Book Review: Brothers, We Are Not Professionals, by John Piper


I was fortunate to attend a very healthy seminary. That said, I recall being assigned a book in a pastoral ministry class that discussed the color of socks a pastor should wear. I also endured a lecture that instructed us to dress from the “upper third of your wardrobe.” While I’m confident my professor was a godly man and a wonderful pastor, this comment seems to owe a little too much to the professionalism that has taken root among American pastors. And a focus on appearance is just one facet of the professionalism which John Piper takes aim at in his recent, updated and expanded edition of Brothers, We Are Not Professionals.

This updated edition has a new introduction along with six additional chapters. The reason Piper gives for these additional chapters is that “they [have] pressed themselves on me. One for personal reasons like health (chap. 27 [Bodily Training]). One for family reasons relating to my own sanctification (chap. 22 [Act the Miracle]). Two for theological reasons where I felt I needed greater clarity or correction (chaps. 4 & 6 [God does make much of us & God is the Gospel]). And two in pursuit of being a better preacher (chaps. 13 & 18 [Bible oriented & Tone of Text])” (xi).

This re-release comes at the close of Piper’s 33 years as pastor for preaching and vision at Bethlehem Baptist Church in Minneapolis, Minnesota. As Piper looks back on the ten years since the release of the first edition he not only remains convinced of the need for this book, but believes that the “pressure to ‘professionalize’ the pastorate has morphed and strengthened” (ix). As such, the book, and in particular this new edition, would encourage and instruct many Christians, but its aim is pastors.

After completing the book, I agree with Piper about the need for this edition. Consider this sequence: “You are precious to God, and the greatest gift He has for you is not to let your preciousness become your god. God will be your God. God alone forever. And this is infinite love. This is how much He makes of you.” (24)

These types of appeals are like a can of Red Bull energy drink amidst evangelicalism’s sleepy afternoon. Just as Piper instructs his pastor readers about the tone they should adopt in their preaching (ch. 18), so he adopts his own tone of a pastor speaking a straight word with a hard gaze. Indeed, the simple repetition of the word “Brothers” at key points gives the reader a sense of a closed door, heart to heart address from a senior leader.

The additional chapters and new introduction are welcome additions that improve the book. For pastors who struggle to help their people feel valued by God without compromising the truth that God himself is the goal of the gospel, this new edition will be helpful. Backing up a step, if you’ve never considered the idea that God is the goal of the gospel—the thesis of Piper’s book God is the Gospel—there’s a new chapter which summarizes that crucial point. Piper also practically describes how we can eat, exercise, and rest in ways that will not only glorify God, but increase productivity.

While these new chapters are a welcome and helpful addition, the reader will be able to tell these chapters were added at a later date. The thread of the book runs smoothly at times, but more jagged at others.

No book can say everything there is to say about pastoral ministry, but there are a couple topics the book doesn’t address that I would have loved to hear Piper treat. For instance, a chapter entitled “Brothers, Go to Lunch” would help pastors develop a disciple-making mindset that extends beyond the pulpit. Also, a chapter entitled “Brothers, Love your Children” would follow well behind the chapter on loving our wives. We all know too many pastors’ children who wind up loathing the pastorate due to its demands upon the man.

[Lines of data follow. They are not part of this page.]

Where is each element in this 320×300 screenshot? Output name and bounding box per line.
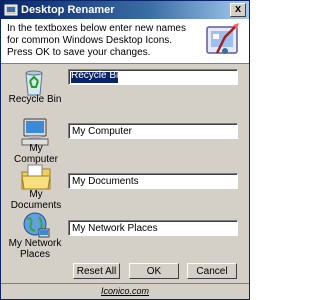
app-icon: [4, 4, 18, 16]
iconico-link[interactable]: Iconico.com: [101, 286, 149, 296]
header-panel: In the textboxes below enter new names f…: [1, 19, 249, 64]
instructions-text: In the textboxes below enter new names f…: [7, 23, 186, 58]
my-network-places-label: My Network Places: [8, 238, 62, 260]
my-network-places-icon: [23, 212, 50, 238]
dialog-window: Desktop Renamer x In the textboxes below…: [0, 0, 250, 300]
my-documents-input[interactable]: [68, 173, 238, 189]
cancel-button[interactable]: Cancel: [187, 263, 237, 279]
recycle-bin-row: Recycle Bin Recycle Bin: [1, 67, 249, 117]
desktop-renamer-logo-icon: [206, 23, 239, 54]
recycle-bin-input-text: Recycle Bin: [71, 70, 124, 81]
window-title: Desktop Renamer: [21, 4, 115, 16]
title-bar[interactable]: Desktop Renamer x: [1, 1, 249, 19]
my-documents-row: My Documents: [1, 162, 249, 212]
ok-button[interactable]: OK: [129, 263, 179, 279]
my-documents-label: My Documents: [10, 189, 62, 211]
my-computer-row: My Computer: [1, 116, 249, 166]
recycle-bin-label: Recycle Bin: [8, 94, 62, 105]
close-button[interactable]: x: [230, 3, 246, 17]
my-network-places-input[interactable]: [68, 220, 238, 236]
footer: Iconico.com: [1, 284, 249, 299]
my-network-places-row: My Network Places: [1, 209, 249, 260]
my-computer-input[interactable]: [68, 123, 238, 139]
reset-all-button[interactable]: Reset All: [73, 263, 120, 279]
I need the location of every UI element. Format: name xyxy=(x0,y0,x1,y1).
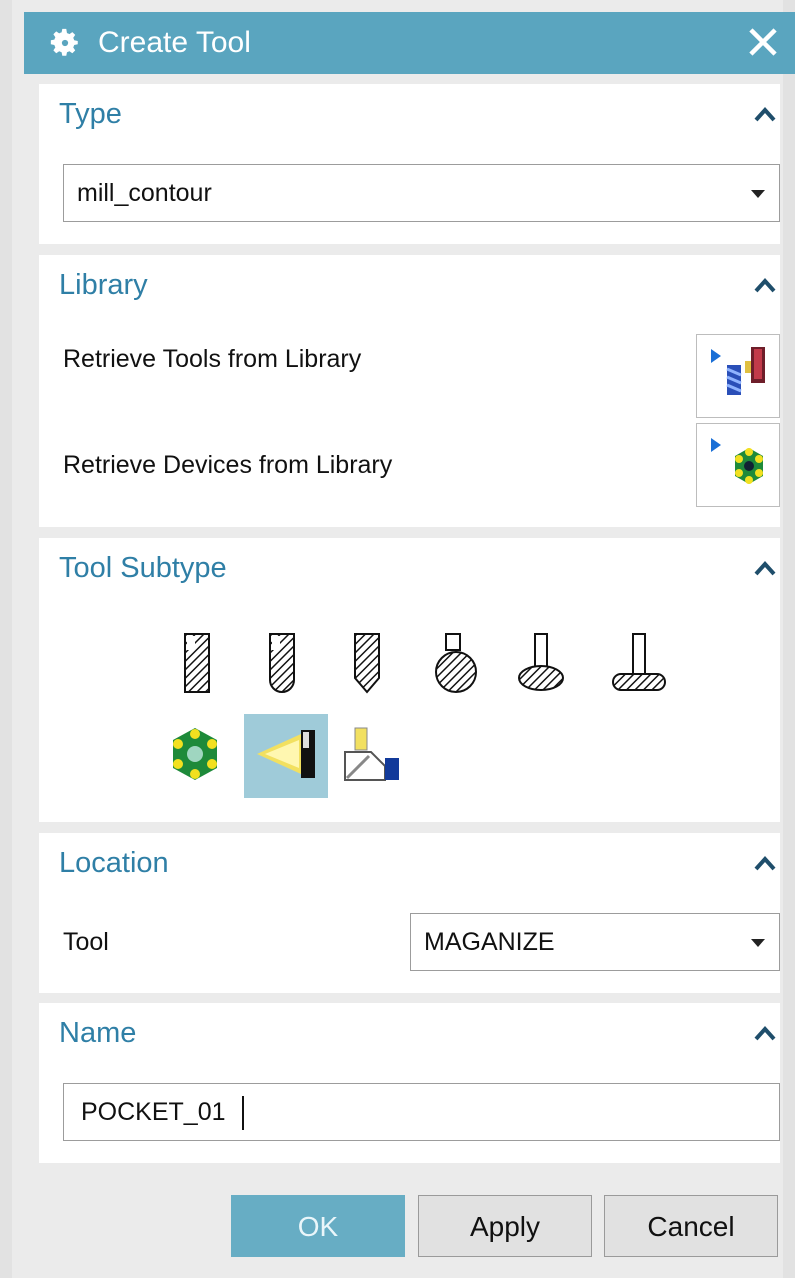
cancel-button[interactable]: Cancel xyxy=(604,1195,778,1257)
mill-t-cutter-icon[interactable] xyxy=(517,630,565,696)
retrieve-devices-button[interactable] xyxy=(696,423,780,507)
apply-button[interactable]: Apply xyxy=(418,1195,592,1257)
chevron-up-icon[interactable] xyxy=(750,1019,780,1049)
mill-disc-cutter-icon[interactable] xyxy=(609,630,669,696)
close-icon[interactable] xyxy=(745,24,781,60)
retrieve-tools-button[interactable] xyxy=(696,334,780,418)
ok-button[interactable]: OK xyxy=(231,1195,405,1257)
tool-subtype-section: Tool Subtype xyxy=(39,538,780,822)
name-section: Name POCKET_01 xyxy=(39,1003,780,1163)
retrieve-tools-library-icon xyxy=(711,347,765,395)
magazine-icon[interactable] xyxy=(251,724,321,784)
location-section: Location Tool MAGANIZE xyxy=(39,833,780,993)
name-section-header[interactable]: Name xyxy=(39,1003,780,1069)
tool-subtype-section-title: Tool Subtype xyxy=(59,552,227,584)
type-section-title: Type xyxy=(59,98,122,130)
chevron-up-icon[interactable] xyxy=(750,554,780,584)
pocket-icon[interactable] xyxy=(341,724,403,788)
chevron-up-icon[interactable] xyxy=(750,100,780,130)
retrieve-tools-label: Retrieve Tools from Library xyxy=(63,345,362,373)
name-input[interactable]: POCKET_01 xyxy=(63,1083,780,1141)
name-section-title: Name xyxy=(59,1017,137,1049)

This book is everything we have come to expect from John Piper. In particular, this book will provide a laser-sharp vision for a young pastor just getting his feet wet in the ministry. It would also be a helpful jolt to the pastor who has slumped into sterility. In either case, this new edition will serve as a profitable exhortation to awaken men to be “stunned by the God centeredness of God.” (6) This exhortation is one that we always need ringing in our ears as we lean into the task of bringing God to his people.

Nathan Knight

Nathan Knight is the pastor of Restoration Church in Washington, D.C.